E acredita num desfecho diferente?
Eu acredito sempre no bom senso do povo português.
Há quem diga que o próprio PS pouco pode fazer, refém que está dos acordos que fez…
Pois, mas isso é o PS que tem de resolver. Quem quer o poder a todo o custo tem de aguentar as consequências, e das duas uma: ou é capaz de se afirmar com verticalidade e sacudir aquilo que são os tais agentes de cativeiro, e retoma identidade própria, ou sujeita-se a levar o país à catástrofe e aguenta as consequências.
O Estado também tem acenado com a possibilidade de compen…

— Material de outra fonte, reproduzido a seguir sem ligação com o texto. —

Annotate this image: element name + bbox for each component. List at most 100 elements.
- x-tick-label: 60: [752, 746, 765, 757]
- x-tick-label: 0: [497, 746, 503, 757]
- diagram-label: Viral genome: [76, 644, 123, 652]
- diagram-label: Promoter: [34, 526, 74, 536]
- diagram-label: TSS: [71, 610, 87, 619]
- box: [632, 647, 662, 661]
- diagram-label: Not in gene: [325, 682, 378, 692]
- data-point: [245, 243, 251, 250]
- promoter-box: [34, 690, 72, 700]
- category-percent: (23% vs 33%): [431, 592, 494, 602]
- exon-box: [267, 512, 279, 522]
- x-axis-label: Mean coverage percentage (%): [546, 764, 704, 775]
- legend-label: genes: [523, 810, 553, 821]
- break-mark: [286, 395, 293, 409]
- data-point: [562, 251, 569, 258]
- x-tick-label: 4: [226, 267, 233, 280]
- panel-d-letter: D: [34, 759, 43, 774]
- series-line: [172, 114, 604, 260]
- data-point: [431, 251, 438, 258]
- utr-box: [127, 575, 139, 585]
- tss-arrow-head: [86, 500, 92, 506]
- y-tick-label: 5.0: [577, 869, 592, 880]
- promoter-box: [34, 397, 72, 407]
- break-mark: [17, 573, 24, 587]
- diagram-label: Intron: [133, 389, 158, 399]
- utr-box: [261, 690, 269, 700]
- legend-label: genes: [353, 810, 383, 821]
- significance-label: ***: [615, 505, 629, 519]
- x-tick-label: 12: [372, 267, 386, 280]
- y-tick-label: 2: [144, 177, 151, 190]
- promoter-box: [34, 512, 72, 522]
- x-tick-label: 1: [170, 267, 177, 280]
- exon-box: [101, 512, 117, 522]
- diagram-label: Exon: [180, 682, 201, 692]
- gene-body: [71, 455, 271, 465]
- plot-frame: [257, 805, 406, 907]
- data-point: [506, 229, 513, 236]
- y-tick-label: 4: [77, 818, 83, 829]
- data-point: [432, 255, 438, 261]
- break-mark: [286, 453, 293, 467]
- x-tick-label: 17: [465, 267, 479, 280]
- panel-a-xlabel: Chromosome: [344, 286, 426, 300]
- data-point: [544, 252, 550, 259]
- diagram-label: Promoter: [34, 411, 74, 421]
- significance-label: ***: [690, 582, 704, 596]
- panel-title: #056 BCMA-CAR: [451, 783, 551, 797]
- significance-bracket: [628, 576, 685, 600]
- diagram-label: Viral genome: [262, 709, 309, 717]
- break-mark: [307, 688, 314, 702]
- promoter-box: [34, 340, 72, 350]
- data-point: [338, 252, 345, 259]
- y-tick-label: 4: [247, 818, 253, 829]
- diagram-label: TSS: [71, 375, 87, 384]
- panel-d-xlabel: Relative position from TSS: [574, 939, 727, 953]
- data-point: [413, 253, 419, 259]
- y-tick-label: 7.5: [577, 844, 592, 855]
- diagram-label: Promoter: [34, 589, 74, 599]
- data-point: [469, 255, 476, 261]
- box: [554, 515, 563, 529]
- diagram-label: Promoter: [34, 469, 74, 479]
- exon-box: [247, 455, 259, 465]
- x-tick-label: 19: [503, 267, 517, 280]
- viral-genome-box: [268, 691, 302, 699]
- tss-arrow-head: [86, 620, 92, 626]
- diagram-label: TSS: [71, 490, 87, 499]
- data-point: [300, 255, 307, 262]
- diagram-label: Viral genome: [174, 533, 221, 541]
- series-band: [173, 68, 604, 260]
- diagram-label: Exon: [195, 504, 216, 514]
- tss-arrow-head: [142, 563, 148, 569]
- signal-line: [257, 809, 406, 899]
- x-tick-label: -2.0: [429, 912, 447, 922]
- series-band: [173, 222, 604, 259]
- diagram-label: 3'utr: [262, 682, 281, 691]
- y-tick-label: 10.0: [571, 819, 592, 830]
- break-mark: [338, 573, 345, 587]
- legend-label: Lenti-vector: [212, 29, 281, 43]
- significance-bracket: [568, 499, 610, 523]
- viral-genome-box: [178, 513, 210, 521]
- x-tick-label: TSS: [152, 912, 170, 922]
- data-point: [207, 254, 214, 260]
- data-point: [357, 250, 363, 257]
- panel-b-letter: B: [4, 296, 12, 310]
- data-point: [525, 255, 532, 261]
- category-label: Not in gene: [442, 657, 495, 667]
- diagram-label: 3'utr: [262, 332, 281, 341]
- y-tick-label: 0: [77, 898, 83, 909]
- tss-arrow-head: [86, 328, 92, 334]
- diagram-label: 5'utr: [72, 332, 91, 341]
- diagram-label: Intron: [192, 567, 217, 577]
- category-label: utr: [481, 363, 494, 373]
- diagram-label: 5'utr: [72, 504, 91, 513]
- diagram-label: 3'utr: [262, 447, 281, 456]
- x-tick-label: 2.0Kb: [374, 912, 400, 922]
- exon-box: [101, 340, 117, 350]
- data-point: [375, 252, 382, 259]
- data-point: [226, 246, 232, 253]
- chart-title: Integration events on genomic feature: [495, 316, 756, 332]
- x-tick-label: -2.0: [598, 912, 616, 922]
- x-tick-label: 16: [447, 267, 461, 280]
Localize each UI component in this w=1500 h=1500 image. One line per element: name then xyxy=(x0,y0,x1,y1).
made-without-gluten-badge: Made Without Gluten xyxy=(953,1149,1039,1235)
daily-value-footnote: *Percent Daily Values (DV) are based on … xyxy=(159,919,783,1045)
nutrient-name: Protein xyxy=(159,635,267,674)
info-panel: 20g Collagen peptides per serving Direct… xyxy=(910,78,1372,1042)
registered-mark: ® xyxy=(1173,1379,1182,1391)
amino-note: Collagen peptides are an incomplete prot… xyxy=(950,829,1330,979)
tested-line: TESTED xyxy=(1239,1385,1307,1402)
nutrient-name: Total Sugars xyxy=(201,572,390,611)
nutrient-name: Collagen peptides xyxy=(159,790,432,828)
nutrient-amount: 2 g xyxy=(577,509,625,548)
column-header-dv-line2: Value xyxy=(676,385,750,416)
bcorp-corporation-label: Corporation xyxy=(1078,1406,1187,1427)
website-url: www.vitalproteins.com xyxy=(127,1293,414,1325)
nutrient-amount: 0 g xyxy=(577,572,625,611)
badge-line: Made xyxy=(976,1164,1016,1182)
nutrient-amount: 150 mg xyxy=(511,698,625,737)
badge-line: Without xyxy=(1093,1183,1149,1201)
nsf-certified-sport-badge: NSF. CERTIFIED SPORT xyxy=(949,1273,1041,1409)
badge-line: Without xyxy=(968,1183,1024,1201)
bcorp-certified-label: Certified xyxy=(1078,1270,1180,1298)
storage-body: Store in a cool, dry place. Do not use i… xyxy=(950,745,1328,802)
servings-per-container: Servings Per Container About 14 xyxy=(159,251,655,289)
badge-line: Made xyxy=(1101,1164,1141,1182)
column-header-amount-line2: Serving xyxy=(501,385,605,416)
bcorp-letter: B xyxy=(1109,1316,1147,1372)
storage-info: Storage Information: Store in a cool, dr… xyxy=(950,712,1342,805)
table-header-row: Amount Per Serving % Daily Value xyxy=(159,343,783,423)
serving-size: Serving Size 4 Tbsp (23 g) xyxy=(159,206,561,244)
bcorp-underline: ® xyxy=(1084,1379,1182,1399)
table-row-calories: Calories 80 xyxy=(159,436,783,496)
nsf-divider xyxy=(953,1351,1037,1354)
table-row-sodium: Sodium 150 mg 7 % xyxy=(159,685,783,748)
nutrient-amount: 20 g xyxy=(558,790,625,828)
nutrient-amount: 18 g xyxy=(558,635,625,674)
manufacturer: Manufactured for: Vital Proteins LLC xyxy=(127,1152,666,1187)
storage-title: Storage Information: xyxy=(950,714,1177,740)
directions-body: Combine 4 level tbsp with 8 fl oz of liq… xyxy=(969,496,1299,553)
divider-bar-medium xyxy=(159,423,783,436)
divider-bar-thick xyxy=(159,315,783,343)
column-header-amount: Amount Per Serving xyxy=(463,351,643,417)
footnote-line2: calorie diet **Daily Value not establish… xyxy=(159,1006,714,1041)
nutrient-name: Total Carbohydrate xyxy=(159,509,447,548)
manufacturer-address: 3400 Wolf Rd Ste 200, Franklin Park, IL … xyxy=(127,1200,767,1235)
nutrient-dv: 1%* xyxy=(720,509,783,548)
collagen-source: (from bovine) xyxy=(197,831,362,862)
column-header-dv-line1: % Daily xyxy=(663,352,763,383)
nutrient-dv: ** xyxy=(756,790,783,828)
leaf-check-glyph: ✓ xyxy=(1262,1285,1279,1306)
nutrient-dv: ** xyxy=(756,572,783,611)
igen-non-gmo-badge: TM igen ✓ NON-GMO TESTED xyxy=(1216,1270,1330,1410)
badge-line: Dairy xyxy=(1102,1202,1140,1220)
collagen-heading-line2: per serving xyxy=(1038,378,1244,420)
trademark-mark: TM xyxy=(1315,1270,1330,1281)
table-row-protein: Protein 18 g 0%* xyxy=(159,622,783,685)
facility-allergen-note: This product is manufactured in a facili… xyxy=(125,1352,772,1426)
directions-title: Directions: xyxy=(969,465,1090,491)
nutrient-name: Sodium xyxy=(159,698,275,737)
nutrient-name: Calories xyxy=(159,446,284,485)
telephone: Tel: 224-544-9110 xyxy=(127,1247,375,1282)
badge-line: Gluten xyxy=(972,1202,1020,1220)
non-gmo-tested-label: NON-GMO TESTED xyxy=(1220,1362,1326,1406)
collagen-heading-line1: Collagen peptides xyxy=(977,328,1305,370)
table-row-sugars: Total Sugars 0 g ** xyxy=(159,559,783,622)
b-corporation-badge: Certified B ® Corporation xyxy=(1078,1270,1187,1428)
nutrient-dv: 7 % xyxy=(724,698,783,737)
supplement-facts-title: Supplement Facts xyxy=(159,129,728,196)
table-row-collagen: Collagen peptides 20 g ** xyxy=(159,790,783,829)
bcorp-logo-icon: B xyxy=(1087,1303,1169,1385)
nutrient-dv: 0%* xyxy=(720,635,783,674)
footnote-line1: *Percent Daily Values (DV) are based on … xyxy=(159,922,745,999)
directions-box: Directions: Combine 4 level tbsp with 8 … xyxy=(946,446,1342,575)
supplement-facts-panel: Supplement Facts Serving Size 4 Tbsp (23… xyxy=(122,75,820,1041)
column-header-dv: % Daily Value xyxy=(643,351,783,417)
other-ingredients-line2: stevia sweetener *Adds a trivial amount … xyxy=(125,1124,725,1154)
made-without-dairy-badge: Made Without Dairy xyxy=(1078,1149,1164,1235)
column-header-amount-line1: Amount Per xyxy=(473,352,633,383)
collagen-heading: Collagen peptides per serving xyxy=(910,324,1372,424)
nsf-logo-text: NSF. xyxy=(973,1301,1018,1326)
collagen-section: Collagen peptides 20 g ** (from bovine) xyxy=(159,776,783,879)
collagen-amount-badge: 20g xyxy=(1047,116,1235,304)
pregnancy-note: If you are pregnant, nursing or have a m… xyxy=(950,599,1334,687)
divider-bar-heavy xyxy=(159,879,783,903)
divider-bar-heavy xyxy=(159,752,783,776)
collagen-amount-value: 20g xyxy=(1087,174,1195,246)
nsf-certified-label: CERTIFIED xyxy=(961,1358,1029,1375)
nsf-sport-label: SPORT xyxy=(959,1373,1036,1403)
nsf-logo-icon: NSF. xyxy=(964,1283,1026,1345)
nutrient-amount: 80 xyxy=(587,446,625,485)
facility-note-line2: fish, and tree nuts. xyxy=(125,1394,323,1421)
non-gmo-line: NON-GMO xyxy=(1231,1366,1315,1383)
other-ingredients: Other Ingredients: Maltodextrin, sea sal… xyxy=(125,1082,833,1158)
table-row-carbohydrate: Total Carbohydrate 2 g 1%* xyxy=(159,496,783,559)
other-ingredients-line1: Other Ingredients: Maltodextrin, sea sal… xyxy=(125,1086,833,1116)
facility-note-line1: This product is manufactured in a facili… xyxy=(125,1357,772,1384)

Isso é uma falácia! Eu vou despedir professores para contratar educadores de infância, onde é que está o benefício? Tenho aqui o jardim de infância público, ou centro social e paroquial, vou buscar as crianças onde? É para nos pôr todos à guerra? Isto não vai ser fácil, mas eles também não vão sair airosos desta situação, não tenha dúvidas, porque não vamos desarmar. E quando digo nós, digo funcionários, pais de alunos, o próprio comércio local que fica afetado…
Mas vocês são poucos…
Nós não desarmamos, porque estamos convictos daquilo que defendemos: uma educação integral, um sistema misto, regulamentado pelo Estado. São muitos os países que têm escolas municipais, independentes, confessionais… há essa diversidade, e muitas delas sustentadas pelo Estado. Isso é que é dar voz e corpo à sociedade civil. Nós é que vivemos com um sistema pombalino que nunca foi ultrapassado. Esta tradição de centralismo em relação à educação vem de longe.
Mesmo que agora consigam reverter, depois era preciso que não mudassem tudo no mandato seguinte…
A educação não pode estar entregue a mercenários, que mudam tudo conforme mudam os mercenários. A educação é a garantia de futuro do país, a primeira. Acho que haveria toda a vantagem em que isto não fosse vivido como uma pedra de arremesso político, mas sim como um serviço ao futuro. A educação não é para os professores ou para os funcionários. Eles são servidores da educação em função dos alunos.